03/02/2026

Litoral do Paraná. Tribunal de Contas orienta que quem tem direito político suspenso por improbidade não pode ser nomeado como agente político ou para cargo em comissão.

Não é possível a nomeação de pessoas com direitos políticos suspensos, em razão de condenação por ato de improbidade administrativa, para cargos de agentes políticos ou funções de provimento em comissão na administração pública.

O entendimento já considera as alterações promovidas pela Lei nº 14.230/21 na Lei de Improbidade Administrativa (Lei nº 8.429/92) e o julgamento do Tema nº 1.190 pelo Supremo Tribunal Federal (STF).

Essa é a orientação do Tribunal de Contas do Estado do Paraná (TCE-PR), válida para todos os municípios paranaenses, que devem observar o pleno exercício dos direitos políticos como requisito indispensável para a nomeação em cargos comissionados e funções políticas.

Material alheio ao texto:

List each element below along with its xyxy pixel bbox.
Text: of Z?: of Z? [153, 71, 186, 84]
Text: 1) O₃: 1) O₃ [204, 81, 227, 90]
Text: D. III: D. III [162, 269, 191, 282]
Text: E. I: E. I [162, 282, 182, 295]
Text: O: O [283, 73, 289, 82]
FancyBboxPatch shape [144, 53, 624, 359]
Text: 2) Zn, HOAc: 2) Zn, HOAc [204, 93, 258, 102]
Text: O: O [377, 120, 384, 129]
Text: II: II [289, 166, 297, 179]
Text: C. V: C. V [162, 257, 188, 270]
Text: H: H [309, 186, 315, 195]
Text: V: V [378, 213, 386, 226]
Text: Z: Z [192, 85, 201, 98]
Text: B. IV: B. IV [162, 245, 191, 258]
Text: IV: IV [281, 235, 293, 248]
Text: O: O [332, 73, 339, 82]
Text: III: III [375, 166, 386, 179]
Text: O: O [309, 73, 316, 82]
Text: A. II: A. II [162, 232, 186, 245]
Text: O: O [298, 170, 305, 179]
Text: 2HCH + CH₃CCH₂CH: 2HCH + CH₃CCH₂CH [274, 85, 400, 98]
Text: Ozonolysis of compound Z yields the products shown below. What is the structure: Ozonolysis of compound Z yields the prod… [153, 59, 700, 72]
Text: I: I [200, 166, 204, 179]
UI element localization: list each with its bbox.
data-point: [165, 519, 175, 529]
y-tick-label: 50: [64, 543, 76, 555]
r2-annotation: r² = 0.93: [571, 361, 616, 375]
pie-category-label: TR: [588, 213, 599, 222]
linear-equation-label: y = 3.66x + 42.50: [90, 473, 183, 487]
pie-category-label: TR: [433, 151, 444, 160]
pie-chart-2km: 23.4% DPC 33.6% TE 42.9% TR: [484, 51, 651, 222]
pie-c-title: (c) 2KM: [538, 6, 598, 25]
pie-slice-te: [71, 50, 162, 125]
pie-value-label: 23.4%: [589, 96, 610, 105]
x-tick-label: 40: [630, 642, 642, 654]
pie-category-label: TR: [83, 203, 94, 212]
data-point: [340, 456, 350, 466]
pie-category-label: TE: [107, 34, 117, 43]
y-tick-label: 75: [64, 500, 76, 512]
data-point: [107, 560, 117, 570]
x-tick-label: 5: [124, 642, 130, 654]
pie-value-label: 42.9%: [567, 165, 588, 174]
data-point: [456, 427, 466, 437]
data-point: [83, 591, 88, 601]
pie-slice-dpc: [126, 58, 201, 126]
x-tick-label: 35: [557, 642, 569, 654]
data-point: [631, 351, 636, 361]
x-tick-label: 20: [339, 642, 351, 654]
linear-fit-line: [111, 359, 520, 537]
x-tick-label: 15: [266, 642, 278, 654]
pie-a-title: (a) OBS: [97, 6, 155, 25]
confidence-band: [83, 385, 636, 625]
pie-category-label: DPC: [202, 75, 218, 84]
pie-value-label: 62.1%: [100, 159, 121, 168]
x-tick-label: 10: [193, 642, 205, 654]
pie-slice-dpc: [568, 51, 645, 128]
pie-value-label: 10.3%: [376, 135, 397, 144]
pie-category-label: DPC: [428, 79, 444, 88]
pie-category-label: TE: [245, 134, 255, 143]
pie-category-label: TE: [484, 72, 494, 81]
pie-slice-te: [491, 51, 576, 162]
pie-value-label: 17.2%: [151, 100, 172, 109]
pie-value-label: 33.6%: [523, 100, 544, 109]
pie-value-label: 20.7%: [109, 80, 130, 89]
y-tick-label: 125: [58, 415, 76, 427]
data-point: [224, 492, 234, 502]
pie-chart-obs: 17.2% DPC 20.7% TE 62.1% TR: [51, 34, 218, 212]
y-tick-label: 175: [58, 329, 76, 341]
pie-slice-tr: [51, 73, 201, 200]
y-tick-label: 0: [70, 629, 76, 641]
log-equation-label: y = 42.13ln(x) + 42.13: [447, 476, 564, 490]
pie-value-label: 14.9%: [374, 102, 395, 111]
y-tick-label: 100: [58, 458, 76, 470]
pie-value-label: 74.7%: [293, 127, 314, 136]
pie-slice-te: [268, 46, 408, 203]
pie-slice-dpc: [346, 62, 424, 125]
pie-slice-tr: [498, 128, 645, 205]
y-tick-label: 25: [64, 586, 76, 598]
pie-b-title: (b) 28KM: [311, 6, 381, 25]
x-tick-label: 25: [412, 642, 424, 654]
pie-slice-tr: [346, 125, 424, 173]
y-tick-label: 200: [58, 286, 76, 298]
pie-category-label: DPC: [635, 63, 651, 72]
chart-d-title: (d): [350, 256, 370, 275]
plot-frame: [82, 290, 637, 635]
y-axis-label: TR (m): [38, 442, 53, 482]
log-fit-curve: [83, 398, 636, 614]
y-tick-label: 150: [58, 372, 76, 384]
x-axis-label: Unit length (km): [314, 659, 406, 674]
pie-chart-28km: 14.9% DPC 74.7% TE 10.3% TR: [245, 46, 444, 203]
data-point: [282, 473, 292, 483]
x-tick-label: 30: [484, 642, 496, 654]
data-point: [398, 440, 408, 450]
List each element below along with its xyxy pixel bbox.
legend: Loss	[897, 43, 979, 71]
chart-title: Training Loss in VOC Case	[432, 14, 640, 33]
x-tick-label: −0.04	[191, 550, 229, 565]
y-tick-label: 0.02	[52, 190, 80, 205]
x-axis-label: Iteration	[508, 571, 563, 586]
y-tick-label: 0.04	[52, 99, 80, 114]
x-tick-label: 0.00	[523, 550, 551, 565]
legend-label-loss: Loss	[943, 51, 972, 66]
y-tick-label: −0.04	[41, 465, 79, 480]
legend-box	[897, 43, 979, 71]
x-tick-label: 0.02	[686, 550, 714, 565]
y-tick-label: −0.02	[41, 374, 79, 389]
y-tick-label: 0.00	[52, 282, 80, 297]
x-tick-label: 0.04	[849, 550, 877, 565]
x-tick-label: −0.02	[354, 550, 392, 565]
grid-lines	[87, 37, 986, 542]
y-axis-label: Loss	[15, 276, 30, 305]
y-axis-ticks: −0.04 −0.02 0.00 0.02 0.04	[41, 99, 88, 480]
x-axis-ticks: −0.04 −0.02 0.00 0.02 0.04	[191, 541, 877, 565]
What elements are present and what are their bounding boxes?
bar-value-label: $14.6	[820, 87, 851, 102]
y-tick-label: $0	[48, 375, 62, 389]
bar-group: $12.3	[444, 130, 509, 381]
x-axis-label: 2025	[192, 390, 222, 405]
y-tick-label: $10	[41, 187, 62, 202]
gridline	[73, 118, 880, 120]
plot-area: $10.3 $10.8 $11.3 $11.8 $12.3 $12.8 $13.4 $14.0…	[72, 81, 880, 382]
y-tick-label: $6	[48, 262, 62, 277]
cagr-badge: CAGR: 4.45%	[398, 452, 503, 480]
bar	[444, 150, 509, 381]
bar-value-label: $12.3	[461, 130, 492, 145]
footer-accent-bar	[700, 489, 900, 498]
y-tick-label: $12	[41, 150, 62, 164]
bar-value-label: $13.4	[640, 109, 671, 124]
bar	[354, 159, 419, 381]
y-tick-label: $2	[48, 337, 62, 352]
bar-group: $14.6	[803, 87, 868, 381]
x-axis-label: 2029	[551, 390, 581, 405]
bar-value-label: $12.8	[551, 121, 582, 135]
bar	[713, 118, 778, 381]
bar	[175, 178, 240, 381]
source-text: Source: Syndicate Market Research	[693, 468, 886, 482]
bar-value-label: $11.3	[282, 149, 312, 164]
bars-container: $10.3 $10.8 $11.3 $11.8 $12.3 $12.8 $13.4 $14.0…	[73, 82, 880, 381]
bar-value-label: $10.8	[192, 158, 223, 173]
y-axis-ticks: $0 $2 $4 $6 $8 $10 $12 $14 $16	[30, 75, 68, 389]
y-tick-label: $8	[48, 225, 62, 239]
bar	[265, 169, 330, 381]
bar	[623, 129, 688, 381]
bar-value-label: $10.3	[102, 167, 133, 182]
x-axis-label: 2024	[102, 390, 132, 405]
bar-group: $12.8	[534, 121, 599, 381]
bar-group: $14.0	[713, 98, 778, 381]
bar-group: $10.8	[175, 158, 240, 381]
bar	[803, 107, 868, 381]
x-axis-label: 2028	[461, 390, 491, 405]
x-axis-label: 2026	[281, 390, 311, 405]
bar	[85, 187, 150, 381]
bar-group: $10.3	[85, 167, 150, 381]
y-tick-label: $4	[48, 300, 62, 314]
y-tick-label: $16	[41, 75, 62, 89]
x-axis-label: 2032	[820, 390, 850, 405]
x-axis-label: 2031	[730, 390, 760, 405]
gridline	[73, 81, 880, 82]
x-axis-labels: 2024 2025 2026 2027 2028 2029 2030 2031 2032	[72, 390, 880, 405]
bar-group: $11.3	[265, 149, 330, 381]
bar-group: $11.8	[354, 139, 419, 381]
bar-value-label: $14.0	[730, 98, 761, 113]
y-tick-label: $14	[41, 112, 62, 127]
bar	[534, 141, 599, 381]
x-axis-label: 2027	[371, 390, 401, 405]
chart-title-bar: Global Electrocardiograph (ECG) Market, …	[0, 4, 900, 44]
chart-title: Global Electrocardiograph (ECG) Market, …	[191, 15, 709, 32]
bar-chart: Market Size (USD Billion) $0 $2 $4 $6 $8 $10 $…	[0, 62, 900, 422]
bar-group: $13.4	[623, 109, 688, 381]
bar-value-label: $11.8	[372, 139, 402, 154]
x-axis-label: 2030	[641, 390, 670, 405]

A manifestação do Tribunal decorre de consulta formulada por um município do Estado, que questionou a possibilidade de nomear pessoas com direitos políticos suspensos à luz das mudanças recentes na legislação de improbidade administrativa e da jurisprudência do STF. Após análise técnica e jurídica, o TCE-PR firmou entendimento pela impossibilidade da nomeação.

Instrução do processo

O processo foi instruído por diferentes áreas técnicas do Tribunal, incluindo a Escola de Gestão Pública do TCE-PR, a antiga Coordenadoria de Gestão Municipal (CGM) e o Ministério Público de Contas do Paraná (MPC-PR). Todas as manifestações convergiram no sentido de que a suspensão dos direitos políticos constitui obstáculo legal à nomeação para cargos de livre provimento.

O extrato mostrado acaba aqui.